On May 6, 1975, a massive gathering took place in the Lebanese capital Beirut, to commemorate the 60th anniversary of the Armenian genocide. Some 100,000 people participated in the march, which was organized jointly by different groups across the Armenian political spectrum.

==Preparations==
From the 50th anniversary commemoration of the Armenian genocide in 1965 onwards, Armenians held assemblies in the streets of Beirut on Commemoration Day (April 24). Previously these events had been held in stadiums.

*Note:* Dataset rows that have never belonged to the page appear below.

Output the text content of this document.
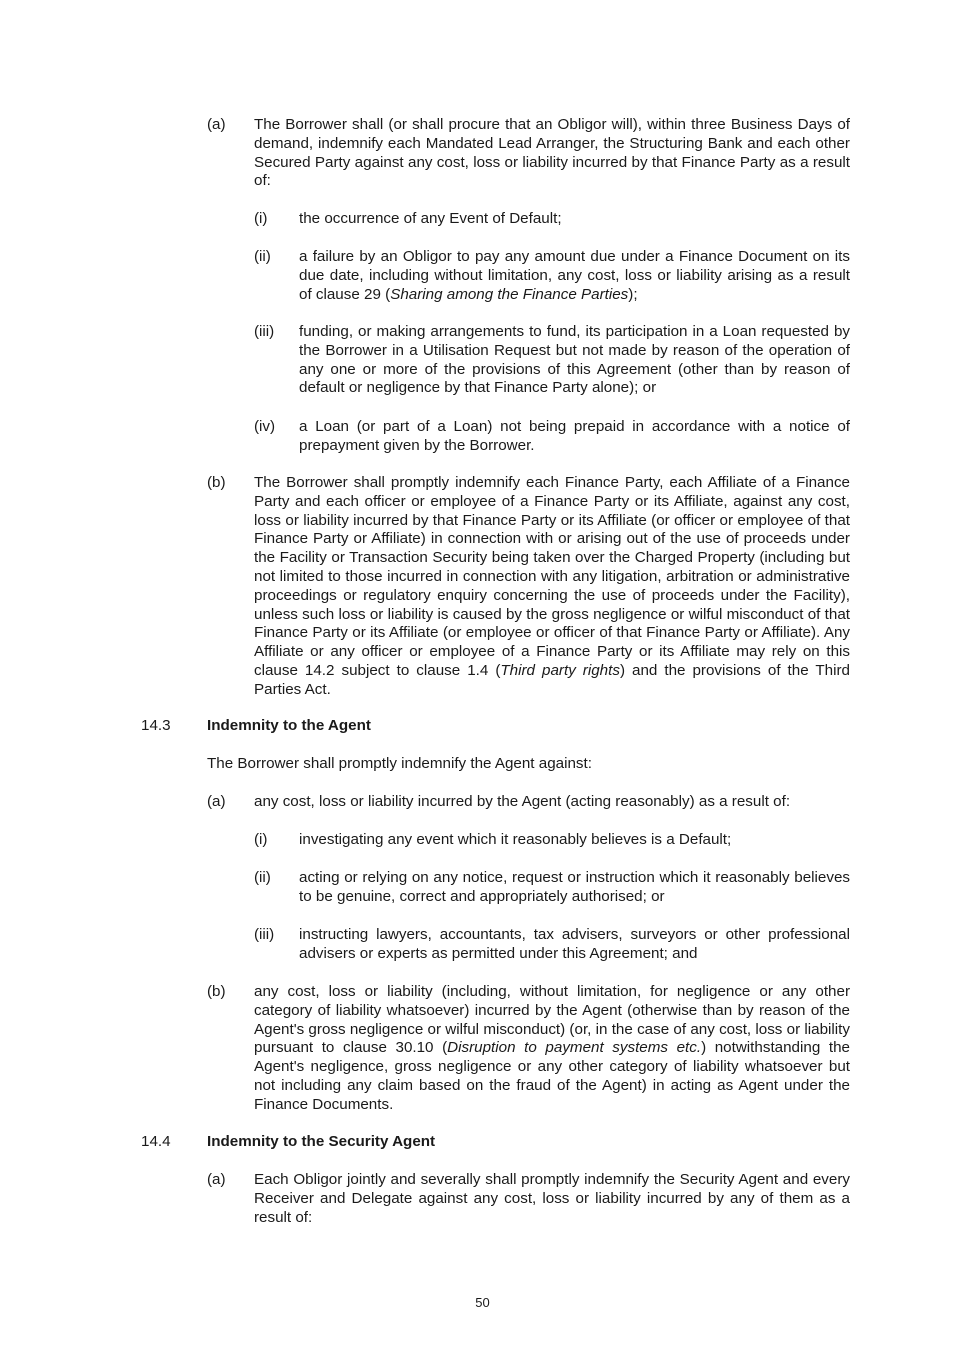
(a) The Borrower shall (or shall procure that an Obligor will), within three Business Days of demand, indemnify each Mandated Lead Arranger, the Structuring Bank and each other Secured Party against any cost, loss or liability incurred by that Finance Party as a result of:

(i) the occurrence of any Event of Default;

(ii) a failure by an Obligor to pay any amount due under a Finance Document on its due date, including without limitation, any cost, loss or liability arising as a result of clause 29 (Sharing among the Finance Parties);

(iii) funding, or making arrangements to fund, its participation in a Loan requested by the Borrower in a Utilisation Request but not made by reason of the operation of any one or more of the provisions of this Agreement (other than by reason of default or negligence by that Finance Party alone); or

(iv) a Loan (or part of a Loan) not being prepaid in accordance with a notice of prepayment given by the Borrower.

(b) The Borrower shall promptly indemnify each Finance Party, each Affiliate of a Finance Party and each officer or employee of a Finance Party or its Affiliate, against any cost, loss or liability incurred by that Finance Party or its Affiliate (or officer or employee of that Finance Party or Affiliate) in connection with or arising out of the use of proceeds under the Facility or Transaction Security being taken over the Charged Property (including but not limited to those incurred in connection with any litigation, arbitration or administrative proceedings or regulatory enquiry concerning the use of proceeds under the Facility), unless such loss or liability is caused by the gross negligence or wilful misconduct of that Finance Party or its Affiliate (or employee or officer of that Finance Party or Affiliate). Any Affiliate or any officer or employee of a Finance Party or its Affiliate may rely on this clause 14.2 subject to clause 1.4 (Third party rights) and the provisions of the Third Parties Act.

14.3 Indemnity to the Agent

The Borrower shall promptly indemnify the Agent against:

(a) any cost, loss or liability incurred by the Agent (acting reasonably) as a result of:

(i) investigating any event which it reasonably believes is a Default;

(ii) acting or relying on any notice, request or instruction which it reasonably believes to be genuine, correct and appropriately authorised; or

(iii) instructing lawyers, accountants, tax advisers, surveyors or other professional advisers or experts as permitted under this Agreement; and

(b) any cost, loss or liability (including, without limitation, for negligence or any other category of liability whatsoever) incurred by the Agent (otherwise than by reason of the Agent's gross negligence or wilful misconduct) (or, in the case of any cost, loss or liability pursuant to clause 30.10 (Disruption to payment systems etc.) notwithstanding the Agent's negligence, gross negligence or any other category of liability whatsoever but not including any claim based on the fraud of the Agent) in acting as Agent under the Finance Documents.

14.4 Indemnity to the Security Agent

(a) Each Obligor jointly and severally shall promptly indemnify the Security Agent and every Receiver and Delegate against any cost, loss or liability incurred by any of them as a result of:

50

The Armenian political parties in Lebanon decided on September 2, 1974, to commemorate the 60th anniversary of the Armenian genocide together. Apart from the Lebanon branches of the Armenian political parties, the Armenian communists (members of the Lebanese Communist Party) also took part in the preparations. A Beirut-based International United Committee was formed by the Armenian Revolutionary Federation (Tashnaqs), the Social Democrat Hunchakian Party and the Armenian Democratic Liberal Party (Ramgavar) to organize commemorations worldwide. However, in April 1975 the Lebanese Civil War broke out.

==Bourj Hammoud meeting==
Taking advantage of a temporary cease-fire, the march was held on May 6, 1975. Around 50,000 people gathered at Bourj Hammoud Athletic Field. Speakers included Rashid as-Solh (prime minister of Lebanon), Khatchig Babikian (Armenian member of the Lebanese parliament), Nubar Tursarkisian, Shavarsh Torigian (Tashnag party representative), Vahrij Jerejian (Hunchakian party representative) and Onnig Sarkisian (Ramgavar party representative). Kataeb Party leader Pierre Gemayel took part in the meeting as a special invitee.

==March==
At the end of the meeting in Bourj Hammoud, the assembled started marching towards Martyrs' Square in downtown Beirut. The crowd numbered some 100,000. According to press accounts, the march proceeded without any incidents. Amongst the participants in the event were prominent Armenians from abroad, such as the businessman Kirk Kerkorian. At Martyrs' Square the march was greeted by Emin Beyhoum, mayor of Beirut. Beyhoum declared that a street had been renamed 'Rue de l'Armenie'. At the Martyrs' Monument the executive of the International United Committee placed a large wreath.

==Hamra protest==
Some 2,000 Armenian students carried out protests in the Hamra neighbourhood of West Beirut. They conducted sit-ins at two Turkish centres.